March 25, 2014

Following the dust up over Rep. Paul Ryan's remarks about inner city culture, Ryan being called out by his fellow House member, Rep. Barbara Lee and Ryan's subsequent backtracking, Fox's Bill O'Reilly and his buddy George Will did their best to try to convince Bill-O's audience that there's not a racist bone in poor old Ryan's body. He's just being picked on by those mean old "race hustlers."

O'REILLY: Why does Lee and all these other people, Sharpton, all of them continue to do this? Why?

WILL: There are three reasons in ascending order of importance. The first is it's a verbal tic. It's a reflex on their part to call people racists, just as it was for Joe McCarthy to call people communists in 1954. People stopped listening to him. People will stop listening to these people.

Second, they're frightened of Paul Ryan. He's a political talent and might be a strong presidential candidate.

But most important, they’re terrified of his fundamental message, which the president himself has said and social scientists have documented, that the fundamental problem is cultural, that's the word.

Given the age of Bill-O's audience, hopefully that day is coming sooner and not later for O'Reilly and Will as well. So now pointing out that someone's using racist dogwhistles is the new McCarthyism. That's rich. This takes conservative victimhood syndrome to a whole new level.

Here's more from Fox's blog on O'Reilly and Will carrying water for their hero Paul Ryan: ‘Cultural Problem Across the Board’: Will Defends Paul Ryan Amid Race Controversy:

Rep. Paul Ryan (R-Wis.) has been accused of racism after he made comments about poverty.
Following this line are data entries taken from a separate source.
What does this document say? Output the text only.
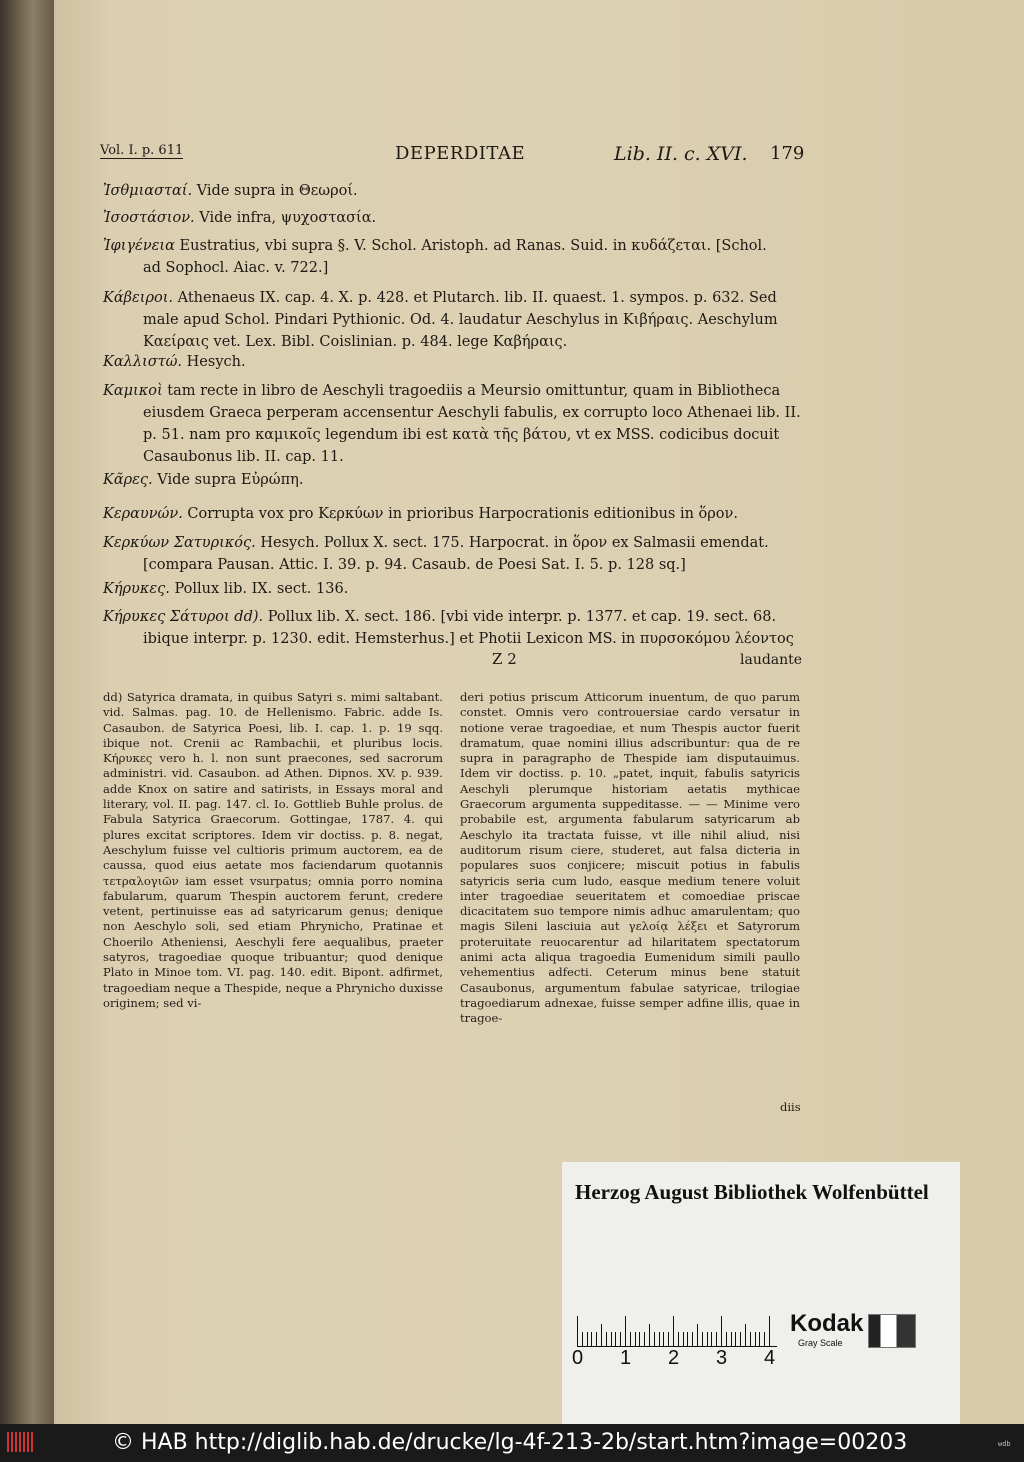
Vol. I. p. 611	DEPERDITAE	Lib. II. c. XVI. 179
Ἰσθμιασταί. Vide supra in Θεωροί.
Ἰσοστάσιον. Vide infra, ψυχοστασία.
Ἰφιγένεια Eustratius, vbi supra §. V. Schol. Aristoph. ad Ranas. Suid. in κυδάζεται. [Schol.
ad Sophocl. Aiac. v. 722.]
Κάβειροι. Athenaeus IX. cap. 4. X. p. 428. et Plutarch. lib. II. quaest. 1. sympos. p. 632. Sed
male apud Schol. Pindari Pythionic. Od. 4. laudatur Aeschylus in Κιβήραις. Aeschylum Καείραις vet. Lex. Bibl. Coislinian. p. 484. lege Καβήραις.
Καλλιστώ. Hesych.
Καμικοὶ tam recte in libro de Aeschyli tragoediis a Meursio omittuntur, quam in Bibliotheca
eiusdem Graeca perperam accensentur Aeschyli fabulis, ex corrupto loco Athenaei lib. II. p. 51. nam pro καμικοῖς legendum ibi est κατὰ τῆς βάτου, vt ex MSS. codicibus docuit Casaubonus lib. II. cap. 11.
Κᾶρες. Vide supra Εὐρώπη.
Κεραυνών. Corrupta vox pro Κερκύων in prioribus Harpocrationis editionibus in ὅρον.
Κερκύων Σατυρικός. Hesych. Pollux X. sect. 175. Harpocrat. in ὅρον ex Salmasii emendat.
[compara Pausan. Attic. I. 39. p. 94. Casaub. de Poesi Sat. I. 5. p. 128 sq.]
Κήρυκες. Pollux lib. IX. sect. 136.
Κήρυκες Σάτυροι dd). Pollux lib. X. sect. 186. [vbi vide interpr. p. 1377. et cap. 19. sect. 68.
ibique interpr. p. 1230. edit. Hemsterhus.] et Photii Lexicon MS. in πυρσοκόμου λέοντος
Z 2	laudante
dd) Satyrica dramata, in quibus Satyri s. mimi saltabant. vid. Salmas. pag. 10. de Hellenismo. Fabric. adde Is. Casaubon. de Satyrica Poesi, lib. I. cap. 1. p. 19 sqq. ibique not. Crenii ac Rambachii, et pluribus locis. Κήρυκες vero h. l. non sunt praecones, sed sacrorum administri. vid. Casaubon. ad Athen. Dipnos. XV. p. 939. adde Knox on satire and satirists, in Essays moral and literary, vol. II. pag. 147. cl. Io. Gottlieb Buhle prolus. de Fabula Satyrica Graecorum. Gottingae, 1787. 4. qui plures excitat scriptores. Idem vir doctiss. p. 8. negat, Aeschylum fuisse vel cultioris primum auctorem, ea de caussa, quod eius aetate mos faciendarum quotannis τετραλογιῶν iam esset vsurpatus; omnia porro nomina fabularum, quarum Thespin auctorem ferunt, credere vetent, pertinuisse eas ad satyricarum genus; denique non Aeschylo soli, sed etiam Phrynicho, Pratinae et Choerilo Atheniensi, Aeschyli fere aequalibus, praeter satyros, tragoediae quoque tribuantur; quod denique Plato in Minoe tom. VI. pag. 140. edit. Bipont. adfirmet, tragoediam neque a Thespide, neque a Phrynicho duxisse originem; sed vi-
deri potius priscum Atticorum inuentum, de quo parum constet. Omnis vero controuersiae cardo versatur in notione verae tragoediae, et num Thespis auctor fuerit dramatum, quae nomini illius adscribuntur: qua de re supra in paragrapho de Thespide iam disputauimus. Idem vir doctiss. p. 10. „patet, inquit, fabulis satyricis Aeschyli plerumque historiam aetatis mythicae Graecorum argumenta suppeditasse. — — Minime vero probabile est, argumenta fabularum satyricarum ab Aeschylo ita tractata fuisse, vt ille nihil aliud, nisi auditorum risum ciere, studeret, aut falsa dicteria in populares suos conjicere; miscuit potius in fabulis satyricis seria cum ludo, easque medium tenere voluit inter tragoediae seueritatem et comoediae priscae dicacitatem suo tempore nimis adhuc amarulentam; quo magis Sileni lasciuia aut γελοίᾳ λέξει et Satyrorum proteruitate reuocarentur ad hilaritatem spectatorum animi acta aliqua tragoedia Eumenidum simili paullo vehementius adfecti. Ceterum minus bene statuit Casaubonus, argumentum fabulae satyricae, trilogiae tragoediarum adnexae, fuisse semper adfine illis, quae in tragoe-
diis
Herzog August Bibliothek Wolfenbüttel
0 1 2 3 4
Kodak
Gray Scale
© HAB http://diglib.hab.de/drucke/lg-4f-213-2b/start.htm?image=00203	wdb
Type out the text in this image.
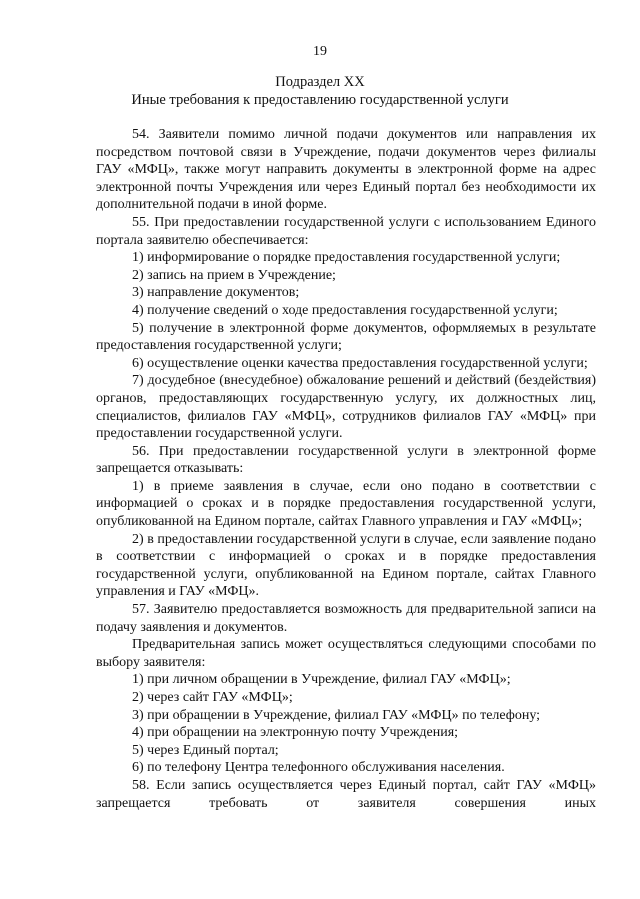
19
Подраздел XX
Иные требования к предоставлению государственной услуги

54. Заявители помимо личной подачи документов или направления их посредством почтовой связи в Учреждение, подачи документов через филиалы ГАУ «МФЦ», также могут направить документы в электронной форме на адрес электронной почты Учреждения или через Единый портал без необходимости их дополнительной подачи в иной форме.

55. При предоставлении государственной услуги с использованием Единого портала заявителю обеспечивается:

1) информирование о порядке предоставления государственной услуги;

2) запись на прием в Учреждение;

3) направление документов;

4) получение сведений о ходе предоставления государственной услуги;

5) получение в электронной форме документов, оформляемых в результате предоставления государственной услуги;

6) осуществление оценки качества предоставления государственной услуги;

7) досудебное (внесудебное) обжалование решений и действий (бездействия) органов, предоставляющих государственную услугу, их должностных лиц, специалистов, филиалов ГАУ «МФЦ», сотрудников филиалов ГАУ «МФЦ» при предоставлении государственной услуги.

56. При предоставлении государственной услуги в электронной форме запрещается отказывать:

1) в приеме заявления в случае, если оно подано в соответствии с информацией о сроках и в порядке предоставления государственной услуги, опубликованной на Едином портале, сайтах Главного управления и ГАУ «МФЦ»;

2) в предоставлении государственной услуги в случае, если заявление подано в соответствии с информацией о сроках и в порядке предоставления государственной услуги, опубликованной на Едином портале, сайтах Главного управления и ГАУ «МФЦ».

57. Заявителю предоставляется возможность для предварительной записи на подачу заявления и документов.

Предварительная запись может осуществляться следующими способами по выбору заявителя:

1) при личном обращении в Учреждение, филиал ГАУ «МФЦ»;

2) через сайт ГАУ «МФЦ»;

3) при обращении в Учреждение, филиал ГАУ «МФЦ» по телефону;

4) при обращении на электронную почту Учреждения;

5) через Единый портал;

6) по телефону Центра телефонного обслуживания населения.

58. Если запись осуществляется через Единый портал, сайт ГАУ «МФЦ» запрещается требовать от заявителя совершения иных
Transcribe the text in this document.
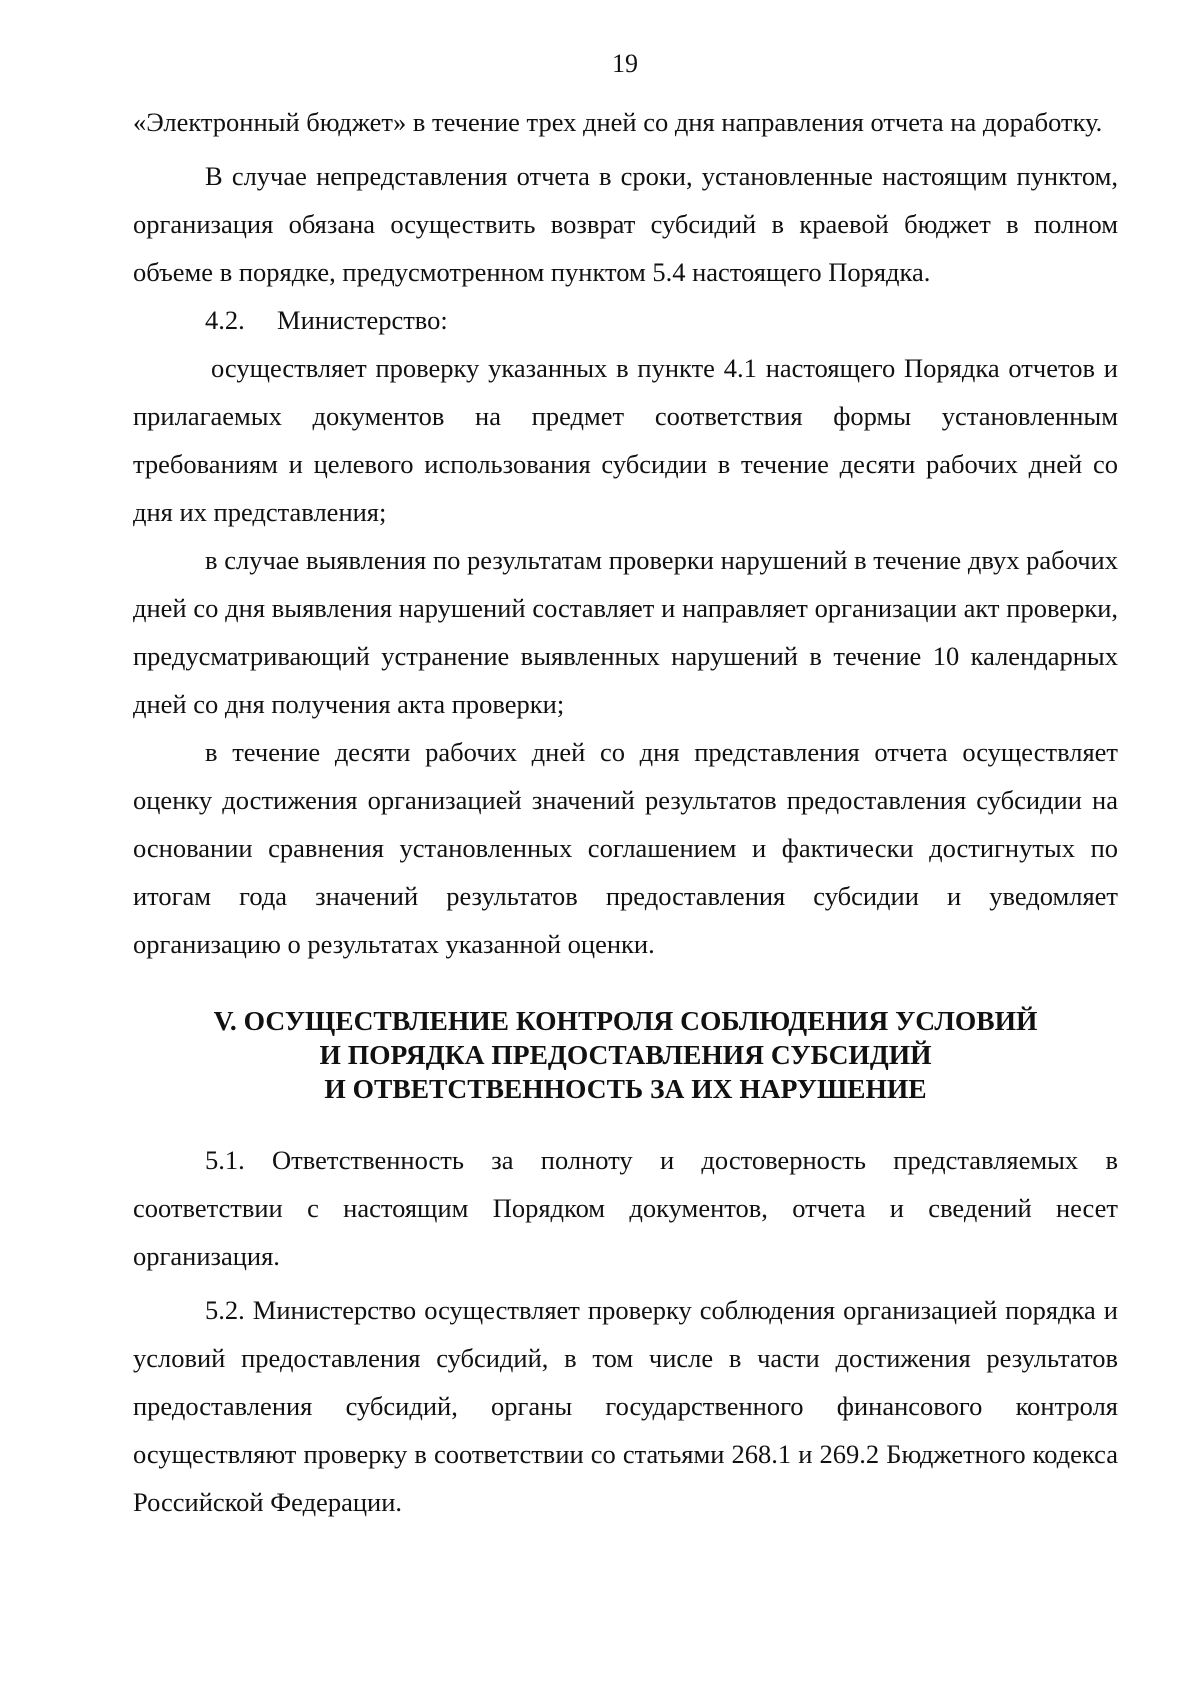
19

«Электронный бюджет» в течение трех дней со дня направления отчета на доработку.

В случае непредставления отчета в сроки, установленные настоящим пунктом, организация обязана осуществить возврат субсидий в краевой бюджет в полном объеме в порядке, предусмотренном пунктом 5.4 настоящего Порядка.

4.2. Министерство:

осуществляет проверку указанных в пункте 4.1 настоящего Порядка отчетов и прилагаемых документов на предмет соответствия формы установленным требованиям и целевого использования субсидии в течение десяти рабочих дней со дня их представления;

в случае выявления по результатам проверки нарушений в течение двух рабочих дней со дня выявления нарушений составляет и направляет организации акт проверки, предусматривающий устранение выявленных нарушений в течение 10 календарных дней со дня получения акта проверки;

в течение десяти рабочих дней со дня представления отчета осуществляет оценку достижения организацией значений результатов предоставления субсидии на основании сравнения установленных соглашением и фактически достигнутых по итогам года значений результатов предоставления субсидии и уведомляет организацию о результатах указанной оценки.

V. ОСУЩЕСТВЛЕНИЕ КОНТРОЛЯ СОБЛЮДЕНИЯ УСЛОВИЙ
И ПОРЯДКА ПРЕДОСТАВЛЕНИЯ СУБСИДИЙ
И ОТВЕТСТВЕННОСТЬ ЗА ИХ НАРУШЕНИЕ

5.1. Ответственность за полноту и достоверность представляемых в соответствии с настоящим Порядком документов, отчета и сведений несет организация.

5.2. Министерство осуществляет проверку соблюдения организацией порядка и условий предоставления субсидий, в том числе в части достижения результатов предоставления субсидий, органы государственного финансового контроля осуществляют проверку в соответствии со статьями 268.1 и 269.2 Бюджетного кодекса Российской Федерации.
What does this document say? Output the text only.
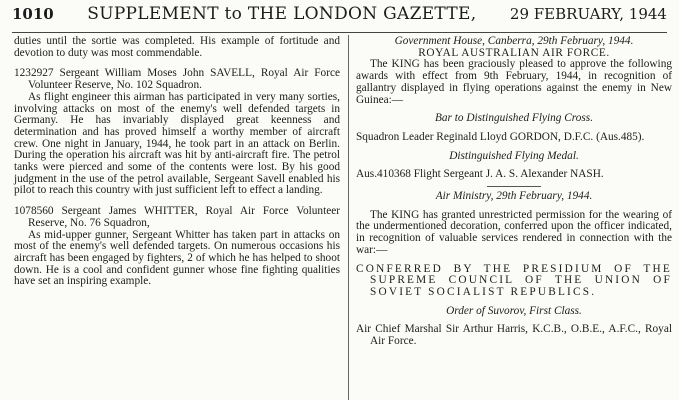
1010 SUPPLEMENT to THE LONDON GAZETTE, 29 FEBRUARY, 1944

duties until the sortie was completed. His example of fortitude and devotion to duty was most commendable.

1232927 Sergeant William Moses John SAVELL, Royal Air Force Volunteer Reserve, No. 102 Squadron.

As flight engineer this airman has participated in very many sorties, involving attacks on most of the enemy's well defended targets in Germany. He has invariably displayed great keenness and determination and has proved himself a worthy member of aircraft crew. One night in January, 1944, he took part in an attack on Berlin. During the operation his aircraft was hit by anti-aircraft fire. The petrol tanks were pierced and some of the contents were lost. By his good judgment in the use of the petrol available, Sergeant Savell enabled his pilot to reach this country with just sufficient left to effect a landing.

1078560 Sergeant James WHITTER, Royal Air Force Volunteer Reserve, No. 76 Squadron,

As mid-upper gunner, Sergeant Whitter has taken part in attacks on most of the enemy's well defended targets. On numerous occasions his aircraft has been engaged by fighters, 2 of which he has helped to shoot down. He is a cool and confident gunner whose fine fighting qualities have set an inspiring example.

Government House, Canberra, 29th February, 1944.

ROYAL AUSTRALIAN AIR FORCE.

The KING has been graciously pleased to approve the following awards with effect from 9th February, 1944, in recognition of gallantry displayed in flying operations against the enemy in New Guinea:—

Bar to Distinguished Flying Cross.

Squadron Leader Reginald Lloyd GORDON, D.F.C. (Aus.485).

Distinguished Flying Medal.

Aus.410368 Flight Sergeant J. A. S. Alexander NASH.

Air Ministry, 29th February, 1944.

The KING has granted unrestricted permission for the wearing of the undermentioned decoration, conferred upon the officer indicated, in recognition of valuable services rendered in connection with the war:—

CONFERRED BY THE PRESIDIUM OF THE SUPREME COUNCIL OF THE UNION OF SOVIET SOCIALIST REPUBLICS.

Order of Suvorov, First Class.

Air Chief Marshal Sir Arthur Harris, K.C.B., O.B.E., A.F.C., Royal Air Force.
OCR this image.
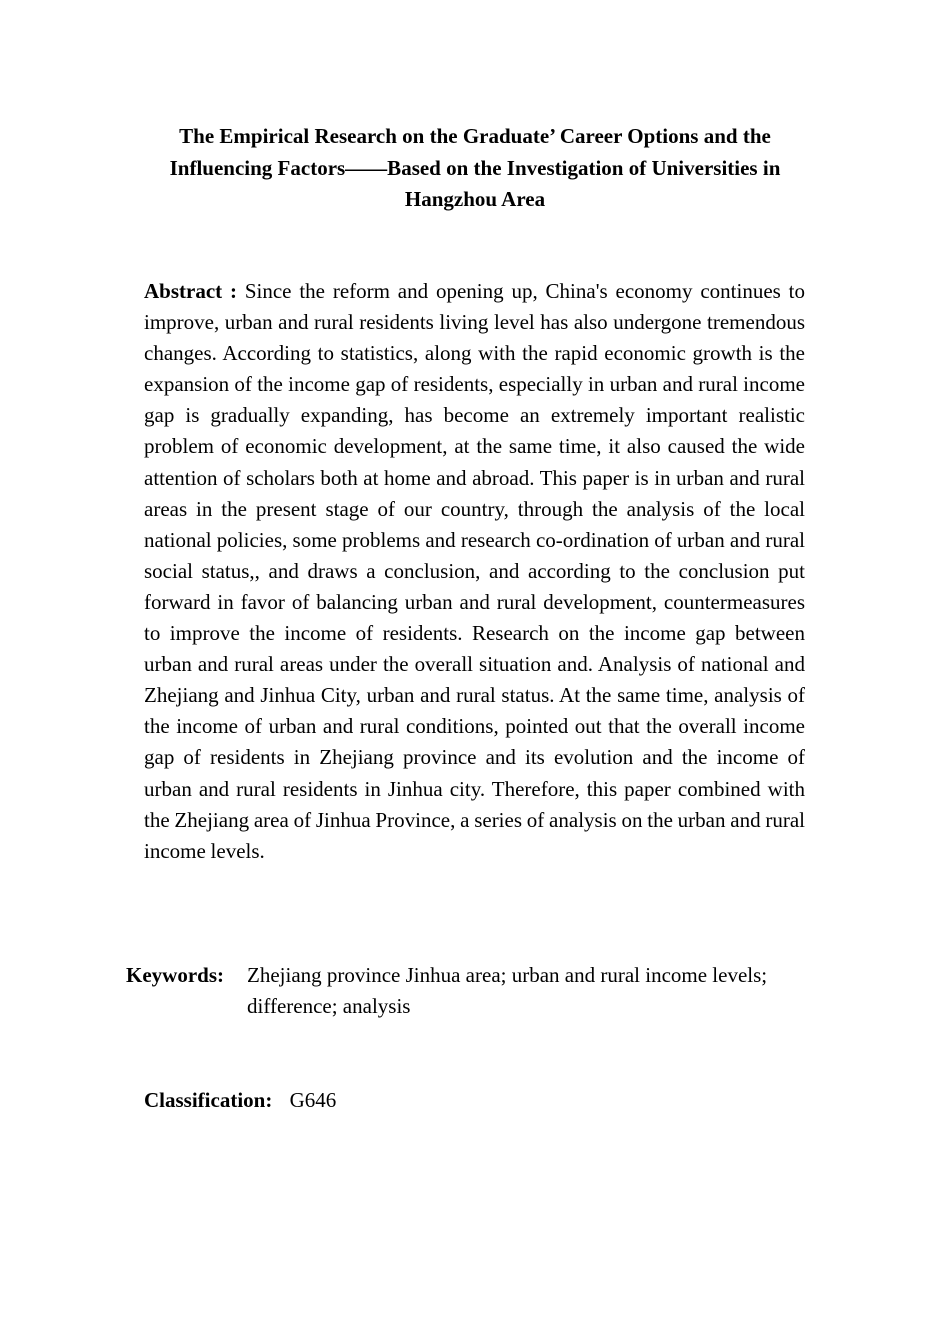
The Empirical Research on the Graduate’ Career Options and the Influencing Factors——Based on the Investigation of Universities in Hangzhou Area
Abstract : Since the reform and opening up, China's economy continues to improve, urban and rural residents living level has also undergone tremendous changes. According to statistics, along with the rapid economic growth is the expansion of the income gap of residents, especially in urban and rural income gap is gradually expanding, has become an extremely important realistic problem of economic development, at the same time, it also caused the wide attention of scholars both at home and abroad. This paper is in urban and rural areas in the present stage of our country, through the analysis of the local national policies, some problems and research co-ordination of urban and rural social status,, and draws a conclusion, and according to the conclusion put forward in favor of balancing urban and rural development, countermeasures to improve the income of residents. Research on the income gap between urban and rural areas under the overall situation and. Analysis of national and Zhejiang and Jinhua City, urban and rural status. At the same time, analysis of the income of urban and rural conditions, pointed out that the overall income gap of residents in Zhejiang province and its evolution and the income of urban and rural residents in Jinhua city. Therefore, this paper combined with the Zhejiang area of Jinhua Province, a series of analysis on the urban and rural income levels.
Keywords:	Zhejiang province Jinhua area; urban and rural income levels; difference; analysis
Classification: G646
“We have got this tailspin of culture in our inner cities, in particular of men not working and just generations of men not even thinking about working or learning the value and the culture of work, and so there’s a real culture problem here that has to be dealt with,” Ryan said on “Bill Bennett’s Morning in America” radio show. [...]

In an opinion piece for The Washington Post, Will wrote:

The family is the primary transmitter of social capital — the values and character traits that enable people to seize opportunities. Family structure is a primary predictor of an individual’s life chances, and family disintegration is the principal cause of the intergenerational transmission of poverty.

“This isn’t a white/black problem,” Will told Bill O’Reilly. “This is a cultural problem across the board.”